Nederland vergrijst. Het percentage ouderen (65+) als onderdeel van de totale bevolking van Nederland neemt de komende jaren verder toe.5 Ook dit heeft tot gevolg dat er andere eisen gesteld worden aan de woninginrichting en op het gebied van service. Ook zien ouderen meestal graag dat alles thuis afgeleverd en voor hen geïnstalleerd wordt.6(3)

Afname gemiddelde gezinsgrootte

De afname van de gezinsgrootte van gemiddeld 2,5 personen nu naar ongeveer 2,3 in 2015 zorgt ervoor dat het aantal huishoudens toeneemt tot 7,7 miljoen in 2015.7 De nog altijd groeiende bevolking en de afname van de gemiddelde gezinsgrootte zorgen ervoor dat er in de toekomst meer woningen moeten komen om iedereen onderdak te kunnen bieden. Dit zorgt er ook voor dat de wensen van de consument veranderen, bijvoorbeeld een eenpersoonskeuken die kleiner is dan de standaardkeuken, maar die wel voorzien is van de juiste, op gemak voorziene apparatuur.8(3)

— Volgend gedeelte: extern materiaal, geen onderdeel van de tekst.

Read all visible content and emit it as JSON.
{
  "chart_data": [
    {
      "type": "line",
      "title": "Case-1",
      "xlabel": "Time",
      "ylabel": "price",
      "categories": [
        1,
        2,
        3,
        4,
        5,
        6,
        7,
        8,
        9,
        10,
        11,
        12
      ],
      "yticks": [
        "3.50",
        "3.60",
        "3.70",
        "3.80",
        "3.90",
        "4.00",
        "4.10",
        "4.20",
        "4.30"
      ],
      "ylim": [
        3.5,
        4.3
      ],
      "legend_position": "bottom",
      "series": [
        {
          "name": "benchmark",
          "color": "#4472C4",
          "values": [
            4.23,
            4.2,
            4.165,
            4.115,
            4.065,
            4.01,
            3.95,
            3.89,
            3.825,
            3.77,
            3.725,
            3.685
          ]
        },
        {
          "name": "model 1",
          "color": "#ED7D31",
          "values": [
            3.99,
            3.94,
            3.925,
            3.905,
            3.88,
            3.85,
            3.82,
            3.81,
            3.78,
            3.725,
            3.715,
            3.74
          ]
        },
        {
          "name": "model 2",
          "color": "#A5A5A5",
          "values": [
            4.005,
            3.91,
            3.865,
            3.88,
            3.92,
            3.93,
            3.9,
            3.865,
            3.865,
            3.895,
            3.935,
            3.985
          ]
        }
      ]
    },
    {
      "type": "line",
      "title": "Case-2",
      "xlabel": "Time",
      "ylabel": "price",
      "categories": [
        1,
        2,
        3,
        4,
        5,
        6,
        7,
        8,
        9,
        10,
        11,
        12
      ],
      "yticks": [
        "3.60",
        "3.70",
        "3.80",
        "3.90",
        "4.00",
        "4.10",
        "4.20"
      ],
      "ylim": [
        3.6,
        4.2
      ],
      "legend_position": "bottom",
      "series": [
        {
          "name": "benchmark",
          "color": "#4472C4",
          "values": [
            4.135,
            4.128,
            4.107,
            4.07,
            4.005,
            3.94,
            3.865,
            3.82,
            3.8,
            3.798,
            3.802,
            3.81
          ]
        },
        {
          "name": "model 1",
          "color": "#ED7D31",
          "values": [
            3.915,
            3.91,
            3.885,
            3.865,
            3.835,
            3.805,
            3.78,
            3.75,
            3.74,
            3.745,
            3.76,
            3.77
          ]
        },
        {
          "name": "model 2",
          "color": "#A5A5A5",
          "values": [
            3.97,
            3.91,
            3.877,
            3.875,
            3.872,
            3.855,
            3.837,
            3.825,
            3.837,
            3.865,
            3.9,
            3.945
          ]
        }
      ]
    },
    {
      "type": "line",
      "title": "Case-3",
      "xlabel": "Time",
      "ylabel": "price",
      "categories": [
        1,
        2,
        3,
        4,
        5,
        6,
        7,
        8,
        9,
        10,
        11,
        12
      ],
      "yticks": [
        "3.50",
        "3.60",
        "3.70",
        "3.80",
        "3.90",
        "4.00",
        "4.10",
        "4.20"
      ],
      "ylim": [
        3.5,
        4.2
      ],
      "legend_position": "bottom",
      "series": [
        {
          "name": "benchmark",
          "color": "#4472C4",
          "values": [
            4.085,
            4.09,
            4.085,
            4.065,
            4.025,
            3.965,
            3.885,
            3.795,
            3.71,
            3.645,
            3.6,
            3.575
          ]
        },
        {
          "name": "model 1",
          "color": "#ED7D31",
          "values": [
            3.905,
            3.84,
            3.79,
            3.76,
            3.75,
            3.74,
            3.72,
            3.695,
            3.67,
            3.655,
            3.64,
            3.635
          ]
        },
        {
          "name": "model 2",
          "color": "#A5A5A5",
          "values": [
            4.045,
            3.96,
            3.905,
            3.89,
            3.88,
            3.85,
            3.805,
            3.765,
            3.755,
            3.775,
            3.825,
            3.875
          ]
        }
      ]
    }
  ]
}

2.2.2 Economische Factoren

De Nederlandse economie is in 2007 gegroeid met 3,5 procent (Tabel 2.3). Vooral in de laatste twee kwartalen was er sprake van een sterke stijging van het Bruto Binnenlands Product (BBP). De consumptie door huishoudens lag met 2,1 % over 2007 iets lager dan in 2006, toen er een consumptiegroei van 2,8 % werd gemeten. Vooral de bestedingen aan duurzame goederen nam in 2007 toe (+ 4%). De consumptie gaf hiermee een belangrijke impuls aan de economische groei. De verwachte economische omstandigheden voor de lange termijn zijn lichte groei.(1)

Tabel 2.3: Economische parameters, (verwachte) groei in procenten (CBS, 2008)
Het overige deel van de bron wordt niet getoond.